Michigan has become the latest state to consider affiliate nexus legislation, according to this article on MLive.com. Although the state bill (HB 5004) is being referred to by the Michigan media and even several of its sponsors as “the Main Street Fairness Act”, it is completely different from the federal bill of the same name, introduced in July by Senator Dick Durbin.
The state bill would require online retailers with affiliates in Michigan to collect sales tax.
The federal bill, on the other hand, would not affect affiliates at all. It would authorize states that have simplified their sales tax laws—as already Michigan has—to require all online retailers, regardless of location, to collect sales tax.
The reasons for supporting online sales tax collection make a lot of sense:
“We are trying to level the playing field for Michigan retail businesses,” said Barb Stein, owner of Great Northern Trading in downtown Rockford. “We want to make sure that anybody that sells something in Michigan subject to sales tax has to collect it, including Internet retailers.”
Stein was part of the press conference Tuesday unveiling the proposed Michigan Main Street Fairness Act, co-authored by state Reps. Eileen Kowall, R-White Lake Township, and Jim Ananich, D-Flint.
Closing the loophole could save the state $141.5 million in lost sales tax revenue, generate as much as $126 million in additional sales and lead to the creation of 1,600 jobs,according to a report released last week by Lansing-based Public Sector Consultants.
“The uneven playing field reduces economic activity across the state and prevents small businesses in Michigan from adding jobs,” said Sikkema, a senior policy fellow at the nonpartisan think tank and a former Republican House minority leader from Grandville.
But the federal Main Street Fairness Act would have all these benefits without the drawbacks of the recent rash of state-by-state “affiliate nexus” or so-called “Amazon tax” bills. Retailers usually respond to state affiliate nexus bills by dropping their affiliates in the state, which means the in-state affiliates have to either move out of state or face an enormous drop in income. What’s more, these bills have repeatedly proven not to bring an increase in sales tax revenue—they’re simply ineffective.
There’s a terrific editorial in favor of the Michigan bill that laments the fact that state affiliate nexus laws are necessary, that Congress hasn’t yet passed the federal Main Street Fairness Act:
Michigan businesses have struggled enough without politicians adding to their troubles. Yet the burden they’ve faced in recent years has not been relieved by a simple measure Congress could take. Congress could have empowered states to collect taxes on remote sales made to their citizens — sales over the Internet and through catalogues. E-commerce in particular has become an increasingly common way to do business. . . .
Jobs that could have been created in our local communities will not be created, because bricks-and-mortar retailers in Michigan operate at a disadvantage against their virtual rivals. If e-tailers can spare their customers the 6 percent sales tax, main street stores get undercut on price, especially where large purchases are concerned.

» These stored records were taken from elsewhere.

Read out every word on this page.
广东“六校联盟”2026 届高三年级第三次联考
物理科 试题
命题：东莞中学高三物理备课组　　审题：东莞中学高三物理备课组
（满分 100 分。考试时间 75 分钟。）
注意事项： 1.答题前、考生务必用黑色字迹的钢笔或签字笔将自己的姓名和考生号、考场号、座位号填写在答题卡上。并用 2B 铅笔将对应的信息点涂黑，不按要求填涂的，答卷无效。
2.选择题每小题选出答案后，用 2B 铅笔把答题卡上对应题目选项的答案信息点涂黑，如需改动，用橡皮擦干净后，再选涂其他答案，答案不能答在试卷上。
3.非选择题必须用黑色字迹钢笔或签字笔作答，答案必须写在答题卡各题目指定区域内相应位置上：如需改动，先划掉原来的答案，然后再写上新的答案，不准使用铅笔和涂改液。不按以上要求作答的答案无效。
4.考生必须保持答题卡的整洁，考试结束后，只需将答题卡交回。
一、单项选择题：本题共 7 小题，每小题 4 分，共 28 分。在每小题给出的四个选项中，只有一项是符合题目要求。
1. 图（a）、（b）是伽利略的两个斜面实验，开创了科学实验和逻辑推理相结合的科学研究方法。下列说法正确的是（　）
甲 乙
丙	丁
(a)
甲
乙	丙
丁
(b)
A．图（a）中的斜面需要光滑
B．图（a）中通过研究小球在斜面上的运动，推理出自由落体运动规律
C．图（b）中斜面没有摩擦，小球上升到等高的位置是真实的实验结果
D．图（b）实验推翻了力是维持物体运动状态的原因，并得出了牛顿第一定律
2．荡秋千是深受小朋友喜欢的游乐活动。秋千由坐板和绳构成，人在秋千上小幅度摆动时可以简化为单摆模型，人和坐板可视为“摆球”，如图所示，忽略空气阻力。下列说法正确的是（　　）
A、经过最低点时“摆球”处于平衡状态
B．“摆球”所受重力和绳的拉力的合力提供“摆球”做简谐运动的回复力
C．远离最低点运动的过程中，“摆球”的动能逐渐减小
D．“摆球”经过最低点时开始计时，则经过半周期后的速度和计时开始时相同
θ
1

With Congress failing to act, members of the state legislature are going to take another run at it this important question. Tuesday, state Reps. Eileen Kowall, R-White Lake Township, and Jim Ananich, D-Flint, introduced the Main Street Fairness Act.
The act would level the playing field between in-state retailers — who pay taxes and employ people in Michigan — and remote retailers who do not. The bills should be passed by lawmakers.
The greatest irony is, Michigan has already done all the work needed and enacted laws necessary to simplify its sales tax laws in accordance with the Streamlined Sales and Use Tax Agreement. The federal Main Street Fairness Act requires states to do this before they can mandate all online retailers to collect sales tax. So Michigan has already made sales tax collection easier for businesses and is poised to benefit from the federal legislation as soon as it is passed by Congress—but the state legislators still feel the need to look at affiliate nexus legislation because right now it’s the state’s only recourse to get at uncollected online sales tax revenue without Congress taking action. Hopefully Congress will soon pass the already pending Main Street Fairness Act, so Michigan is not forced to enact H.B. 5004 and inadvertently hurt its thousands of affiliate marketing businesses.
We understand why Michigan is considering affiliate nexus legislation, but the state would do better to put its full support behind the federal Main Street Fairness Act. It’s better for everyone—states, affiliates, online retailers, and consumers.